Women on the front-lines of climate change in Nigeria said their realities, struggles, and climate solutions are still missing from global conversations, despite bearing the brunt of climate impacts.
The 2025 United Nations Climate Change Conference (COP30), held from 10 to 21 November at the Hangar Convention Centre in Belém, Brazil, brought together world leaders, diplomats, and climate negotiators to discuss actions needed to address the ongoing climate crisis.
COP, held annually, focuses on keeping global temperature rise below 1.5°C, supporting vulnerable communities, and achieving net-zero emissions by 2050.
Olanike Olugboji-Daramola, founder and executive director of the Women Initiative for Sustainable Environment (WISE), said her organisation has spent over 20 years empowering women and girls to become natural resource managers, climate actors, and peacebuilders.
Speaking during a farm visit and smallholder farmer dialogue organised by WISE on Saturday in Kaduna, she expressed concern that people most affected by climate change—particularly rural women farmers—are rarely represented at high-level climate negotiations.
She noted that many of the women whose livelihoods are disrupted by unpredictable rainfall, crop failure, and land degradation are unaware that global meetings shaping their future take place every year.
Olugboji-Daramola said COP30 should have served as a platform for grassroots women to speak for themselves, but the process has been “hijacked by big players and big corporations,” leaving out those with lived climate experiences.

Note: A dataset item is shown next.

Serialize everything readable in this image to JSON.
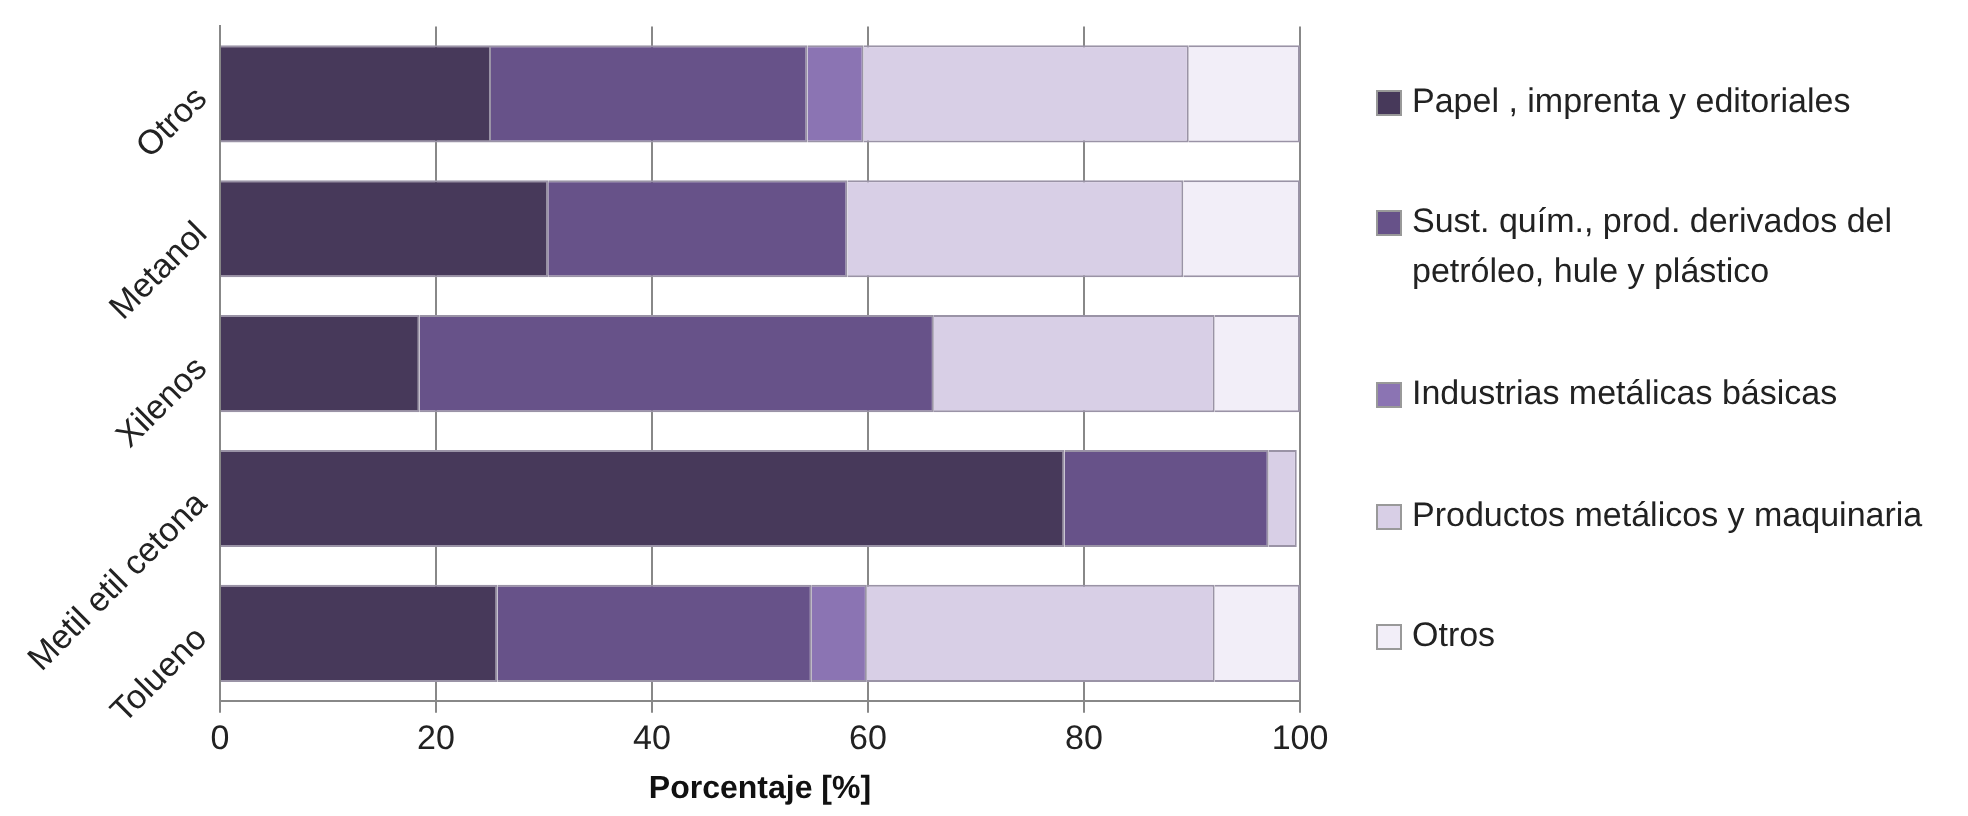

She described the conference space as increasingly dominated by individuals with little connection to real climate burdens, while women facing extreme weather, declining yields, land loss, and livelihood threats remain excluded.
To address this, she said WISE is creating local platforms where women can understand global processes, articulate their challenges, and highlight their leadership beyond their burdens.
The WISE director highlighted the organisation’s regenerative agriculture accelerator, which supports women farmers in returning to organic farming methods that restore biodiversity and improve soil health.
She also noted that the WISE Women Clean Cooking Training and Entrepreneurship Project has produced over 2,000 clean-cooking entrepreneurs nationwide. One of the beneficiaries from the pilot training, she said, is now among Nigeria’s leading producers of energy-efficient cookstoves.
Also present at the dialogue was Joanne Kuria of Kenya’s Association for Women’s Rights in Development (AWID). She said her visit to Nigeria was aimed at collaborating with WISE to create people-centred climate spaces on the sidelines of COP30.
Kuria said that although global negotiations are ongoing in Brazil, the real climate stories are unfolding on African soil, where women farmers are dealing with extreme temperatures, erratic rainfall, deforestation, and shrinking farmlands.
She noted that the stories she heard in Kaduna mirrored those in Kenya, highlighting shared challenges in land ownership, decision-making, and climate adaptation.
According to her, African women must build collective solidarity and approach global climate negotiations with one voice to ensure that the continent’s gendered climate realities influence global decision-making.
Rural women farmers at the gathering expressed profound frustration over their absence from global climate platforms.
Asibi Hassan, chairperson of the Sabon Gari Peace Women Multipurpose Cooperative Society, recounted losing her entire bean harvest—expected to yield seven to ten bags—to thieves.
She said insecurity, land restrictions, and multiple burdens on rural women are issues she would raise if given access to COP30.
Her greatest concern, she said, is the persistent denial of women’s rights to own land in rural communities.
Despite their hard work, she noted, structural and cultural barriers limit their access to expansive farmlands.
Hassan added that mechanised farming could enable women to achieve yields equal to or better than men, but support remains limited. She explained that late rainfall and early cessation this year severely reduced harvests.
Had she been present at COP30, she said, she would advise women to embrace timely cultivation, moisture-preserving soil practices, and climate-resilient crops.
She urged the Nigerian government to collaborate with grassroots NGOs to reach rural women with climate awareness and adaptation strategies.
She also called for the restoration of monthly sanitation to clear water channels and for sanctions against individuals who build on waterways.
Another farmer, Juliana Turaki, leader of the Gonin Gora Women Multi-Purpose Cooperative Society, said she would use the COP platform to demand that the experiences of rural women be prioritised in global climate decisions.
She said women often receive only small plots of land while men are given priority access.
Turaki added that inheritance practices overwhelmingly favour males, leaving women without land unless they can afford to buy it.
Recognising women as full agricultural players and granting them land rights, she said, would reduce suffering and strengthen food security in communities already struggling with climate change.
Other women at the dialogue said the discussions in Kaduna reflect the urgent need to rethink climate representation globally. They stressed that while negotiations continue in Brazil, the true test of climate justice lies in amplifying the voices of grassroots women farmers and ensuring they are not left behind in shaping solutions.